Back in September 2020, a trademark for “J’Ouvert” was filed in the United States Patent and Trademark Office under class 33 for use on alcoholic beverages, except beer. The application claimed that “J’Ouvert” has no meaning in a foreign language, however, a petition contested this statement, calling on Jordan to change the name of the rum brand. The petition said the word is “deeply rooted in Trinbagonian and Caribbean culture,” and received more than 13,000 signatures.
“The word J’Ouvert heralds the annual indigenous festivities of T&T’s [Trinidad and Tobago] beloved carnival, which began in the 1800s and is still practiced globally by people in and from the Caribbean,” said the petition.
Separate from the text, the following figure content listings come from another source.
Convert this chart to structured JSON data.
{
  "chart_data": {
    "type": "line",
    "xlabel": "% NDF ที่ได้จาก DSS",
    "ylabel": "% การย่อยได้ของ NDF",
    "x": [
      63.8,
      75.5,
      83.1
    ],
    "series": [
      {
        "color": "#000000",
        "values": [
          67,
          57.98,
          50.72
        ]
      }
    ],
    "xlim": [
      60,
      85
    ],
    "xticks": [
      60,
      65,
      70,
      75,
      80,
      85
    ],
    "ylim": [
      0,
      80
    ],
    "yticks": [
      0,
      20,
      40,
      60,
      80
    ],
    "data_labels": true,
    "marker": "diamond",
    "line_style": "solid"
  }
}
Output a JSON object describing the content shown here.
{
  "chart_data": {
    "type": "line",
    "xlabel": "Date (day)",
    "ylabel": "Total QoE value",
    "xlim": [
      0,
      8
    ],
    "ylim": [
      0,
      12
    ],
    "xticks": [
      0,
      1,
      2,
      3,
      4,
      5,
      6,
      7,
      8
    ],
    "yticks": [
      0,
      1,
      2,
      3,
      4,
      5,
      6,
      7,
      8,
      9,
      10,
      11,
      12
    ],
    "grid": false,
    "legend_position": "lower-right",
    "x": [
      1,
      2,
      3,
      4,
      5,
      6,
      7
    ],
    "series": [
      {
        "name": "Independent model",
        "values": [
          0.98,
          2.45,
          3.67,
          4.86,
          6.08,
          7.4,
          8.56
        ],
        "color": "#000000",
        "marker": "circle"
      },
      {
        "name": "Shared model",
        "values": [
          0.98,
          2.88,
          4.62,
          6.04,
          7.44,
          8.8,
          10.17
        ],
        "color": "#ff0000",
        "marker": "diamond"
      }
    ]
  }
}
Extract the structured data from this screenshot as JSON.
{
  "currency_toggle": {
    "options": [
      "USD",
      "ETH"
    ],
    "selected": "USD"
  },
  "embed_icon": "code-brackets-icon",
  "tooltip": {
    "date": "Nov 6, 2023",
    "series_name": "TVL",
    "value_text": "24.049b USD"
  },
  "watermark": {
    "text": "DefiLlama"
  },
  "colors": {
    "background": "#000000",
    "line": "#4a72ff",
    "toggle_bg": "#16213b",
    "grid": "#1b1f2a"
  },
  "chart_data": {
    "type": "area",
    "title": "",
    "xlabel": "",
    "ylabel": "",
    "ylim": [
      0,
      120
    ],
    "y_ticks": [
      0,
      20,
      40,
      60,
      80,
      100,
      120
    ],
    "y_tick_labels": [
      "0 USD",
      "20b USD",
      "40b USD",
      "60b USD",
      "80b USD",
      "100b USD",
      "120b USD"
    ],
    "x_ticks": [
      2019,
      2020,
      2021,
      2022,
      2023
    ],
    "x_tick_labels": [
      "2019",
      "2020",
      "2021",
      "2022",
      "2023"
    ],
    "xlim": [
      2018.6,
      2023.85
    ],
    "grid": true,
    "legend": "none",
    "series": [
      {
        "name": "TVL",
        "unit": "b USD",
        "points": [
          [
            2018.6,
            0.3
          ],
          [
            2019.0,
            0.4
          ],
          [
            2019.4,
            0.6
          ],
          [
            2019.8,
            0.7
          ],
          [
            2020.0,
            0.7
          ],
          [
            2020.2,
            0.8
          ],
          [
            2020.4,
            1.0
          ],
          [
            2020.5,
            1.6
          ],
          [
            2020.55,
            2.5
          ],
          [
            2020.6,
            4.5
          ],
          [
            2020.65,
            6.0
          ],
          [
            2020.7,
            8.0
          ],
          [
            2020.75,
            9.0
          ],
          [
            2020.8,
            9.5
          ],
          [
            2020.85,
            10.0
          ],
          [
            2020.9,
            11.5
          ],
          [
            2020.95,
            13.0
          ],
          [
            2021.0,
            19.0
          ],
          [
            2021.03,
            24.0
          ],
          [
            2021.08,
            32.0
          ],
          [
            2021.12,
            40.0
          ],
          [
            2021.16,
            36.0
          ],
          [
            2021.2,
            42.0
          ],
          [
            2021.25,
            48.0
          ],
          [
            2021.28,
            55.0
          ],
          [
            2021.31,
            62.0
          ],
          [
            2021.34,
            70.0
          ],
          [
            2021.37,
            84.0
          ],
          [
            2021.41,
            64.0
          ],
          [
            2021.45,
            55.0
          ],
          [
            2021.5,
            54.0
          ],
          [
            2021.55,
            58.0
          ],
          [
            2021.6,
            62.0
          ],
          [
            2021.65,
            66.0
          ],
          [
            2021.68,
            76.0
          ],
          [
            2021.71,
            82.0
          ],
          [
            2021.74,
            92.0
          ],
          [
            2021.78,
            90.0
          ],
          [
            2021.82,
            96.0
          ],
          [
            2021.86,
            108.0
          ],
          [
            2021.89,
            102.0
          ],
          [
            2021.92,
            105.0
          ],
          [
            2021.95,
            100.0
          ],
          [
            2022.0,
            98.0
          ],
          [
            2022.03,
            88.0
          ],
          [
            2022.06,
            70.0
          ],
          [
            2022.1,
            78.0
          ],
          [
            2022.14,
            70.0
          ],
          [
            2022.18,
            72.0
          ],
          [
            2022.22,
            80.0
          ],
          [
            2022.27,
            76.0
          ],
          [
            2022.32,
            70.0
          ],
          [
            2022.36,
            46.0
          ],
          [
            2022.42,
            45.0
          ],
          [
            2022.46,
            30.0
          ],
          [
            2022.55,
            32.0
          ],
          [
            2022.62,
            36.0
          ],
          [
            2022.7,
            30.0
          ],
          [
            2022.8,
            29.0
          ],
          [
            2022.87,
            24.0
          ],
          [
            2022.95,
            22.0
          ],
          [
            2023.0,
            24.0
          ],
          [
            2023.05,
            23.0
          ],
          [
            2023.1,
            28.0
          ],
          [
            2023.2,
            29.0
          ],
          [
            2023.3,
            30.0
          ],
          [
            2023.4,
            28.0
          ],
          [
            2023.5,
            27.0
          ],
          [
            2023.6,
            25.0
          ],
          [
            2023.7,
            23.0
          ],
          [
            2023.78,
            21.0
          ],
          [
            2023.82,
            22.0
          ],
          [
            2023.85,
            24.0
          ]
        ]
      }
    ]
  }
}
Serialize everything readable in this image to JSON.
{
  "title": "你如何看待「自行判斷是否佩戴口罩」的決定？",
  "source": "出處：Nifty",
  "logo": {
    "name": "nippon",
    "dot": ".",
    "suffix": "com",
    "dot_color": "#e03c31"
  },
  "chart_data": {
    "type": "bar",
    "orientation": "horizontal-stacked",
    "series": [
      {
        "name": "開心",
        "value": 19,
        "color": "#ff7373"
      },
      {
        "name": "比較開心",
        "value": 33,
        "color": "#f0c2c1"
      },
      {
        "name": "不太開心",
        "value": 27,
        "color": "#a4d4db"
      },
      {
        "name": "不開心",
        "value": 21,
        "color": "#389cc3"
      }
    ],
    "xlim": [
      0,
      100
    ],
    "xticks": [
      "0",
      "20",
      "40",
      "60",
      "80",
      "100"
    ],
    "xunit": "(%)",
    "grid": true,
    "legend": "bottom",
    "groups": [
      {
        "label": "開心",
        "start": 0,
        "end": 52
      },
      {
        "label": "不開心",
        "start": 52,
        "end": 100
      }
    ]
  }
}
The Black Panther star posted a story to his Instagram on Wednesday, June 23 apologising for using the term and vowing to change the name of the rum. “I just wanna say on behalf of myself and my partners, our intention was never to offend or hurt a culture (we love and respect) and hoped to celebrate and shine a positive light on,” wrote the actor.
“We hear you,” he added. “I hear you and want to be clear that we are in the process of renaming. We sincerely apologise and look forward to introducing a brand we can all be proud of.”
Trinidadian-born rapper Nicki Minaj also criticized the rum’s name, “I’m sure MBJ didn’t intentionally do anything he thought Caribbean people would find offensive – but now that you are aware, change the name and continue to flourish and prosper.”
Michael B Jordan is not the first celebrity to be met with criticism related to cultural appropriation when releasing their own spirits line. Earlier this year, Kendall Jenner was met with derision when she launched her 818 tequila.